Several astrocyte-associated genes were significantly upregulated during CPZ-induced demyelination, including C1qa (F(2,9) = 6.793; 6wk: p = 0.0101), C4a/b (F(2,9) = 12wk: p = 0.0432), Gfap (F(2,9) = 12.17; 6wk: p = 0.0016), Serpina3n (p = 0.0188), Tgm1 (F(2,9) = 21.55; 6wk: p = 0.0004), and Vim (F(2,9) = 17.81; 6wk: p = 0.0005) (Fig. 7 Ci-Cii). These genes are markers of reactive astrogliosis, complement activation, and neuroinflammatory signaling (Satoh et al., 2004; Ingram et al., 2010; Xu et al., 2018). Notably, Tgm1 (p = 0.0307) and Vim (p = 0.0154) expression significantly declined at 12 weeks compared to 6 weeks, indicating a temporal shift in astrocytic activation (Fig. 7. Cii). In contrast, several astrocyte-enriched genes involved in water transport, amyloid processing, and cytoskeletal stability were downregulated during 6wk CPZ and recovered at 12wk CPZ. These included Aldh1a1 (F (2,9) = 17.72; 6wk: p = 0.0007) and Aldh1|1 (F(2,9) = 14.40; 6wk: p = 0.0026), Amigo2 (F(2,9) = 16.37; 6wk: p = 0.0009), Aqp4 (F(2,9) = 20.53; 6wk: p = 0.0003, 12wk: p = 0.0236), Ptprz1 (F(2,9) = 37.70; 6wk: p < 0.0001), and S100b (F(2,9) = 17.85; 6wk: p = 0.0004) (Fig. 7 Ci), all of which are commonly implicated in neurodegenerative processes (Wolfe et al., 1999; Forrest et al., 2023). Members of the tripartite motif (TRIM) family, whom are involved in regulating many cellular functions especially inflammation, were also found to be significantly downregulated at 6 weeks CPZ – except for Trim45 and Trim68 (Fig. 7. Cii). Interestingly, Aqp4 (p = 0.0377), S100b (p = 0.0037), Trim17 (p < 0.0001), Trim2 (p = 0.0023), Trim26 (p = 0.0059), Trim3 (p = 0.0113), Trim35 (p = 0.0113), Trim37 (p = 0.0156), and Trim46 (p = 0.0111) were significantly increased at 12 weeks relative to 6 weeks, suggesting dynamic and stage-specific regulation of astrocytic responses throughout the demyelination process (Fig. 7 Ci-ii).

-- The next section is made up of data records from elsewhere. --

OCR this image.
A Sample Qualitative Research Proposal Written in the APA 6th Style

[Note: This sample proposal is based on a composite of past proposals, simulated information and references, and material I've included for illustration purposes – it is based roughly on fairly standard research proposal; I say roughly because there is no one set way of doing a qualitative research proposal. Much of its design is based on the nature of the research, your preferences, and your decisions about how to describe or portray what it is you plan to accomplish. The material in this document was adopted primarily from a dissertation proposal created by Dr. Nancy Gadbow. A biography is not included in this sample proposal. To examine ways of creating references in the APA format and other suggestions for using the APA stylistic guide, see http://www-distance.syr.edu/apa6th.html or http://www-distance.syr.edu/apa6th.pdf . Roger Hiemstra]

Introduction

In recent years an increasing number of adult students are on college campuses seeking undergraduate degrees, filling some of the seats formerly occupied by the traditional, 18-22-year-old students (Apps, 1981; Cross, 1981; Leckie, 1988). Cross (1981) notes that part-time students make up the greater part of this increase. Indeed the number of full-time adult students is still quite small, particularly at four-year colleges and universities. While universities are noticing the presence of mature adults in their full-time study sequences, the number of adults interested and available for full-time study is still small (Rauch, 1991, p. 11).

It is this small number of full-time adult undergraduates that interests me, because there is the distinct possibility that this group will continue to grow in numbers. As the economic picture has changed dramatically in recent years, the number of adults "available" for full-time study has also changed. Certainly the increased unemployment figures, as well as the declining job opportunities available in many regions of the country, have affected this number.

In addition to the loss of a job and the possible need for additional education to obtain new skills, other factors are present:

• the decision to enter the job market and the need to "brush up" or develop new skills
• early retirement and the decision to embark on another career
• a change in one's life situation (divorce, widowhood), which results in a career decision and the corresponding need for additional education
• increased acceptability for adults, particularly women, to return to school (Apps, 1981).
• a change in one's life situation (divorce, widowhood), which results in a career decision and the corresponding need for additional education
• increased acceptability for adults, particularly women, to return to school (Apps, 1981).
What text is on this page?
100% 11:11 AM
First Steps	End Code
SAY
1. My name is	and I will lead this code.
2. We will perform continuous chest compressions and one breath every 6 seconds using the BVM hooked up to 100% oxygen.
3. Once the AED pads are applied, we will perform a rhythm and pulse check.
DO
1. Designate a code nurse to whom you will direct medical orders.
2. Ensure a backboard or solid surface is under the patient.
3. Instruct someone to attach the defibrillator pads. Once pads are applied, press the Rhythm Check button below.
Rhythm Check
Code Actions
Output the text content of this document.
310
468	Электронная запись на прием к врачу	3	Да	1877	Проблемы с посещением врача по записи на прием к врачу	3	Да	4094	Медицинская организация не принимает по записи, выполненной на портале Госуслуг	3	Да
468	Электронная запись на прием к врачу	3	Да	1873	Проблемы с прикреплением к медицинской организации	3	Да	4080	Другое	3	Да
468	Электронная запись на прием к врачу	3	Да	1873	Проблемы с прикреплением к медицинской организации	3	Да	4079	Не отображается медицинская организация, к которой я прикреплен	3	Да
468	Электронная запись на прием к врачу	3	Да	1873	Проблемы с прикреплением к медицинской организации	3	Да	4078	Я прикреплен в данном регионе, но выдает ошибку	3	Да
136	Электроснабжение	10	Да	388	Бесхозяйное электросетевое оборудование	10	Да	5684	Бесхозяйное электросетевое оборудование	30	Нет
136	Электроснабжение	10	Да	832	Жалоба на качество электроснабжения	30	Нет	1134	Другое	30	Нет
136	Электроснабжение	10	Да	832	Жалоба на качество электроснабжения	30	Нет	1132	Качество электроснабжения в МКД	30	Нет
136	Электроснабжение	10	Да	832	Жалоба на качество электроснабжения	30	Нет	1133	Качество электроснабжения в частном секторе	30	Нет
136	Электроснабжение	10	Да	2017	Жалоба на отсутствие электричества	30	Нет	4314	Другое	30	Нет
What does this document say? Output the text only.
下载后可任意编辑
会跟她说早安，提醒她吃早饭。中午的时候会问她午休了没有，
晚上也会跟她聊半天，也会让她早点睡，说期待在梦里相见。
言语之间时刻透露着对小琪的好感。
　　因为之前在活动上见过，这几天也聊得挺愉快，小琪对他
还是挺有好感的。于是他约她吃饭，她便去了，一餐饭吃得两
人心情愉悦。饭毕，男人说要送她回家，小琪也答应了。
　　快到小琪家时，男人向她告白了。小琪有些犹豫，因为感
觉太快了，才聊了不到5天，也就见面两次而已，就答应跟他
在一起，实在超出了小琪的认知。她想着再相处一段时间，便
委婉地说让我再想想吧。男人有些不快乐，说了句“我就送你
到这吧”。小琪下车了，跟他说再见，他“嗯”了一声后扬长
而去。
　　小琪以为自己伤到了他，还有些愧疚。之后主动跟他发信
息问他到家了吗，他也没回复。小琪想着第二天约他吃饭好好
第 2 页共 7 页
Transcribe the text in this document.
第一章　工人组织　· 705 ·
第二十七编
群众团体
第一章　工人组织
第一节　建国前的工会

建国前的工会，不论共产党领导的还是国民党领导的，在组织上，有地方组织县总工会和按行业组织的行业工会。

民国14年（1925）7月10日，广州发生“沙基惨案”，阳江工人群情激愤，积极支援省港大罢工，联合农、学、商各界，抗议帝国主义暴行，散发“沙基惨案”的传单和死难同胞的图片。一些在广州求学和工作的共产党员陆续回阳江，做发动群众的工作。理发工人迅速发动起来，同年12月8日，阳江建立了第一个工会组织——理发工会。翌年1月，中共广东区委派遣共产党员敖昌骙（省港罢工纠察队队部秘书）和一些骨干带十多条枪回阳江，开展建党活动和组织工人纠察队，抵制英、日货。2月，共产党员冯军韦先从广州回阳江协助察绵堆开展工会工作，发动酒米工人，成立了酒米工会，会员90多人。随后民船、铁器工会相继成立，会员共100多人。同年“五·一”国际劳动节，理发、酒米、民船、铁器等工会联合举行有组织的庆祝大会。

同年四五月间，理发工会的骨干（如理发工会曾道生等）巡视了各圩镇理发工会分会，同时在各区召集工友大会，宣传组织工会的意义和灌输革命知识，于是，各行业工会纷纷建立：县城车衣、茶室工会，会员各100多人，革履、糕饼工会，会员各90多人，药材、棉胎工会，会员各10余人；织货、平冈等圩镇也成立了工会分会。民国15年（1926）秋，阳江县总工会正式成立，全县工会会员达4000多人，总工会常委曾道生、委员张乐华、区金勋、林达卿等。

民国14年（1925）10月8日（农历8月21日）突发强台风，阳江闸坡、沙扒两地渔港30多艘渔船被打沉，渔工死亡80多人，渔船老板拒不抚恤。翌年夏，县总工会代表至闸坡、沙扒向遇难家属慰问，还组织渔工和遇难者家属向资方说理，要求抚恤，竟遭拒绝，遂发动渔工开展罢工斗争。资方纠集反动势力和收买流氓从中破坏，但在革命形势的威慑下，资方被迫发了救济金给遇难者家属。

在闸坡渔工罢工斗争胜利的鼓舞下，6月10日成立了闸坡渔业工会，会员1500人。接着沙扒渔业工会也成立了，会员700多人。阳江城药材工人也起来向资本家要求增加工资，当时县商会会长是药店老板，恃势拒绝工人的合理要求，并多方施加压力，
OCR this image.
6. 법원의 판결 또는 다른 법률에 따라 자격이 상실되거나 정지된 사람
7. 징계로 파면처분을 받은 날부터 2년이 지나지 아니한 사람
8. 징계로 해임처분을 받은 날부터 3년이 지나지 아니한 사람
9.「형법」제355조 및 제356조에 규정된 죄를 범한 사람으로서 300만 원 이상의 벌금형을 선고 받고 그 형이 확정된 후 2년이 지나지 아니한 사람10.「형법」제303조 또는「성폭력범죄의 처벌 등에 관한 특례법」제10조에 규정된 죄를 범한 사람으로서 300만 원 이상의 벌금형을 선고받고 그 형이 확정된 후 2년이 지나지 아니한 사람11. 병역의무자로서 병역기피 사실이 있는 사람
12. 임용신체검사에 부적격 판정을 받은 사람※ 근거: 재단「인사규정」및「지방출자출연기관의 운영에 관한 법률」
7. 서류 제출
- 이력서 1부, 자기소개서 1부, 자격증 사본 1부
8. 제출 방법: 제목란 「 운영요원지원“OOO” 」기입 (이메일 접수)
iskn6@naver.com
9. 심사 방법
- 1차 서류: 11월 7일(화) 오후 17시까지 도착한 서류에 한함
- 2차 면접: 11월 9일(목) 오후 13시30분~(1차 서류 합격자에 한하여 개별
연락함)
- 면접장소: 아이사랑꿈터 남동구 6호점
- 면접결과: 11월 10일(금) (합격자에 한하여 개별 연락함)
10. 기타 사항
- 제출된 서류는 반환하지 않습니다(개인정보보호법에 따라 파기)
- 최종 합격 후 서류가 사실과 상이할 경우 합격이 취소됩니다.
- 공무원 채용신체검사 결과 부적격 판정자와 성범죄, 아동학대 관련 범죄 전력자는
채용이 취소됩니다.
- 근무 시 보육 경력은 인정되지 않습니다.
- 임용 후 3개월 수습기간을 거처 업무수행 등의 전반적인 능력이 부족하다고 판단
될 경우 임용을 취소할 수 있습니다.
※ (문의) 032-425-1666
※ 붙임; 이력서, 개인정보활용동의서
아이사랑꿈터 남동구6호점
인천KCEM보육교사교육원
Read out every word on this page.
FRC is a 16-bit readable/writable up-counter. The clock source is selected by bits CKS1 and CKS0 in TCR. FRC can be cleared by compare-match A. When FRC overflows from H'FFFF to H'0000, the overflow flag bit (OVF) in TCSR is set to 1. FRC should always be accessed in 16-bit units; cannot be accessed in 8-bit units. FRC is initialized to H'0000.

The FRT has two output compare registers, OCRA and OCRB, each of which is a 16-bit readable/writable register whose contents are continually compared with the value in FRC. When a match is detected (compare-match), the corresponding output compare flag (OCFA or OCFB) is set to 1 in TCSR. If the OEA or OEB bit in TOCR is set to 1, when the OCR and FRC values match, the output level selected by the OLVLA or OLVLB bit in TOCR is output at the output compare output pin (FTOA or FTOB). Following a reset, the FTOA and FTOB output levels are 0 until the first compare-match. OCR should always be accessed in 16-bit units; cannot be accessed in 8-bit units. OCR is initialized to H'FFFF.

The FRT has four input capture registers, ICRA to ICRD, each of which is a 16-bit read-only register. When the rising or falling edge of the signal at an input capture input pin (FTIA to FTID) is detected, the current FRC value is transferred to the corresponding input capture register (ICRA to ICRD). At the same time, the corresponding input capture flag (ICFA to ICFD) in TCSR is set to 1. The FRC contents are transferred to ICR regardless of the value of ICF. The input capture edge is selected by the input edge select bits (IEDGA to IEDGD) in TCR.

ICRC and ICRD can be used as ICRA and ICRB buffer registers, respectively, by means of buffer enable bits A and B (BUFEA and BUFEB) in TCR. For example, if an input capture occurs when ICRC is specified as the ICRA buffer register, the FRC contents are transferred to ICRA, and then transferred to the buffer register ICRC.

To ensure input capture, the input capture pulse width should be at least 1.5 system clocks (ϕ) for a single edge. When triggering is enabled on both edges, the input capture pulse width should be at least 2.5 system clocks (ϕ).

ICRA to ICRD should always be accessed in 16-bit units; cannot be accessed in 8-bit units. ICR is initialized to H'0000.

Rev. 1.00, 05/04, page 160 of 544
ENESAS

Collectively, these results reveal distinct temporal gene expression patterns in the hippocampus during CPZ-induced demyelination, marked by early downregulation of OL and myelin genes and progressive upregulation of genes associated with astrogliosis, inflammation, and neurodegeneration.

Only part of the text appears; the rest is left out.